Although this is the reading of the earliest extant manuscript (P), Skousen suggests there was a copying error and he emends the verse to read “neither happiness nor misery,” which preserves the parallels and reflects the wording later in the same verse: “nor corruption nor incorruption, happiness nor misery, neither sense nor insensibility.”
CURRENT: Jacob describes himself as having been “born in tribulation, in a wilderness”
In both the original and the printer’s manuscript, the reading is “in a wild wilderness.” This evocative, redundant adjective was apparently deleted by the typesetter of the 1830 edition.
CURRENT: “but rather return unto them, and acknowledge your faults and that wrong which ye have done.”
Somewhat surprisingly, the original manuscript read “acknowledge your faults and repair that wrong which ye have done,” which seems to accord more fully with the requirements of true repentance. The problem is that a stray inkblot through the top of the “p” led Oliver to read the word “repair” as “retain” when he was copying for the printer’s manuscript (his cursive r’s and n’s look very similar). From 1830 on, the verse read “acknowledge your faults and retain that wrong,” until the editors of the 1920 edition realized that didn’t make much sense, so they just dropped the “retain.”
 Neal A. Maxwell, “Not My Will, But Thine” (Salt Lake City: Bookcraft, 1988), 33.

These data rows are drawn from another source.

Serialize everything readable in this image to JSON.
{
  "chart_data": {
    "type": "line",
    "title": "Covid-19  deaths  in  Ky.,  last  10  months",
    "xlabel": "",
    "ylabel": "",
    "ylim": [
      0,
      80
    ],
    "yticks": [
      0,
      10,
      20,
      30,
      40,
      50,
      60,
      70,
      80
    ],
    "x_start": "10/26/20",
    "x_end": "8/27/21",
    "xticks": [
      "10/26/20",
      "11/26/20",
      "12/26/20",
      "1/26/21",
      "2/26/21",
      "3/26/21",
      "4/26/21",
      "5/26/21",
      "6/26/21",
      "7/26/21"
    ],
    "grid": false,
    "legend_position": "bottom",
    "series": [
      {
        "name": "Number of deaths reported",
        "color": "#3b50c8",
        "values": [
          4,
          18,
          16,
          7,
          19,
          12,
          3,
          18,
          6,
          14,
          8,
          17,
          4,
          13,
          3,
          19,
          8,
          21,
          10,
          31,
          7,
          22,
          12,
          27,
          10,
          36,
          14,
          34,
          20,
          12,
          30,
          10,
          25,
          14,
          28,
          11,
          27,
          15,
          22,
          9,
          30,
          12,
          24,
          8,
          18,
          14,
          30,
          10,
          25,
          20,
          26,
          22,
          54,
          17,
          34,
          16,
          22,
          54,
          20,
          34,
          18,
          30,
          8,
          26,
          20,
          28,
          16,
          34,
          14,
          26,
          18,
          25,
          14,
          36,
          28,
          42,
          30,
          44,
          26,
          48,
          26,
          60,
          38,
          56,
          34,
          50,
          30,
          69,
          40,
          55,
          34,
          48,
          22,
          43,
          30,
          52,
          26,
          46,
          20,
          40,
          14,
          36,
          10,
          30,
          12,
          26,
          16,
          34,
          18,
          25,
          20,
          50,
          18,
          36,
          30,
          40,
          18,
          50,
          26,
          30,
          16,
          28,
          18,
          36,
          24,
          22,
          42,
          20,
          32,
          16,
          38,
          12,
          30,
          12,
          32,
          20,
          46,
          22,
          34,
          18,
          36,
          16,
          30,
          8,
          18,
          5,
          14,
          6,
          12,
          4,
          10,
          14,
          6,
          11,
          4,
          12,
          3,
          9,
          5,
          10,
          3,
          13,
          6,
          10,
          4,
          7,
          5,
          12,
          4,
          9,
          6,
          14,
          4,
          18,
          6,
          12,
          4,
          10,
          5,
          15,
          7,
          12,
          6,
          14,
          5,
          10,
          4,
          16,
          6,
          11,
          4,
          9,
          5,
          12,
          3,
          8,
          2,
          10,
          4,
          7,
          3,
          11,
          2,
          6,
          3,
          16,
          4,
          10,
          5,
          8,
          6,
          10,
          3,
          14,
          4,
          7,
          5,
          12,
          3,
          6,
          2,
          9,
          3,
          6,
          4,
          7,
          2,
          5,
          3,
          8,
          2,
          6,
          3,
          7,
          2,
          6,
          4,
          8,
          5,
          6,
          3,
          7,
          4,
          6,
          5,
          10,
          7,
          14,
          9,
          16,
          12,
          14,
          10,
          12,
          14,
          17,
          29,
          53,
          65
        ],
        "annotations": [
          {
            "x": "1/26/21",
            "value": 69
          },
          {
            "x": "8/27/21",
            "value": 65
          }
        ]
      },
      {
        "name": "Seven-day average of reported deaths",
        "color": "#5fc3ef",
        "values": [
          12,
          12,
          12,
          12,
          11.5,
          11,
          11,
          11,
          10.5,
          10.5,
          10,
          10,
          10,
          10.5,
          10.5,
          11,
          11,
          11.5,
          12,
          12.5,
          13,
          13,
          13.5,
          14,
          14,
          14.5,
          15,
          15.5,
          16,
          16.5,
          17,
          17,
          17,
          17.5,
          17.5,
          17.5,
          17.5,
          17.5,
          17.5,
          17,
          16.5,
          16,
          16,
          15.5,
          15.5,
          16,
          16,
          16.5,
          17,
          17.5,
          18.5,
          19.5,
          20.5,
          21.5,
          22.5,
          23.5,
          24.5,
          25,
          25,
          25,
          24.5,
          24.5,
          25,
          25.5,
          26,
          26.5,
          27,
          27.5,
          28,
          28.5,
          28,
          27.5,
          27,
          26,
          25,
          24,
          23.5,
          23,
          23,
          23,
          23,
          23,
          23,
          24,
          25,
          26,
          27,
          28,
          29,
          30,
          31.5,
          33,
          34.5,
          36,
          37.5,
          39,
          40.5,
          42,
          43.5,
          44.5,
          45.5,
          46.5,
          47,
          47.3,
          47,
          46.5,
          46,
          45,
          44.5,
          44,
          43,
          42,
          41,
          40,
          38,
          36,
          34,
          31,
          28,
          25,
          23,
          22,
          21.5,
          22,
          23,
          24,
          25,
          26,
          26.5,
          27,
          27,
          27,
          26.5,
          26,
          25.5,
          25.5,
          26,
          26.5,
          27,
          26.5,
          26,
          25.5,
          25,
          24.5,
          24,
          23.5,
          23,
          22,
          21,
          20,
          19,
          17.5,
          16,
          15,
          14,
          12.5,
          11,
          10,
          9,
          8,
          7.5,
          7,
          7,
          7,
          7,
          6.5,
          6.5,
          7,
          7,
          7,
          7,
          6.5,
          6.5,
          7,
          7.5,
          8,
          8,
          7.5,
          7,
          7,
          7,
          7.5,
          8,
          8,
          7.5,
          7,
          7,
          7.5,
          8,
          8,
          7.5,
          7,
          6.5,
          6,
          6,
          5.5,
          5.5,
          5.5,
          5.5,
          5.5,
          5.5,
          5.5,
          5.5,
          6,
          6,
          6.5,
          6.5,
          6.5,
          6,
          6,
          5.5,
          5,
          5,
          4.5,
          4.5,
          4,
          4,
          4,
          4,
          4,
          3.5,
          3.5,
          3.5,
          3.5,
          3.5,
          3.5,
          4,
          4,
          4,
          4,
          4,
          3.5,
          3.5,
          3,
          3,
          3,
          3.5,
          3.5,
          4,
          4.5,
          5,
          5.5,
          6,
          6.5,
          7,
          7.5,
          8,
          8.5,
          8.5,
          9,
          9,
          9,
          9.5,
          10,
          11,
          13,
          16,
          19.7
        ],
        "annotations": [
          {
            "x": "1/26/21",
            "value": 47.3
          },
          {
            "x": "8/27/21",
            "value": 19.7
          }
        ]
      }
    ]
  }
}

 Grant Hardy, ed., The Book of Mormon: A Reader’s Edition (Urbana: University of Illinois Press, 2003), vii.
 “Editors’ Introduction,” Journal of Book of Mormon Studies 25 (2016): vi.
 Grant Hardy, “Approaching Completion: The Book of Mormon Critical Text Project: A Review of Royal Skousen’s Analysis of Textual Variants of the Book of Mormon,” Brigham Young University Studies Quarterly 57, no. 1 (2018): 167.
 [ADD PULL-OUT BOX WITH A FEW EXAMPLES OF VARIANTS. Call attention to it either in footnote, or in a parenthetical in the text as per the editor’s wishes.]
 Royal Skousen, “Changes in the Book of Mormon,” Interpreter: A Journal of Mormon Scripture 11 (2014): 163.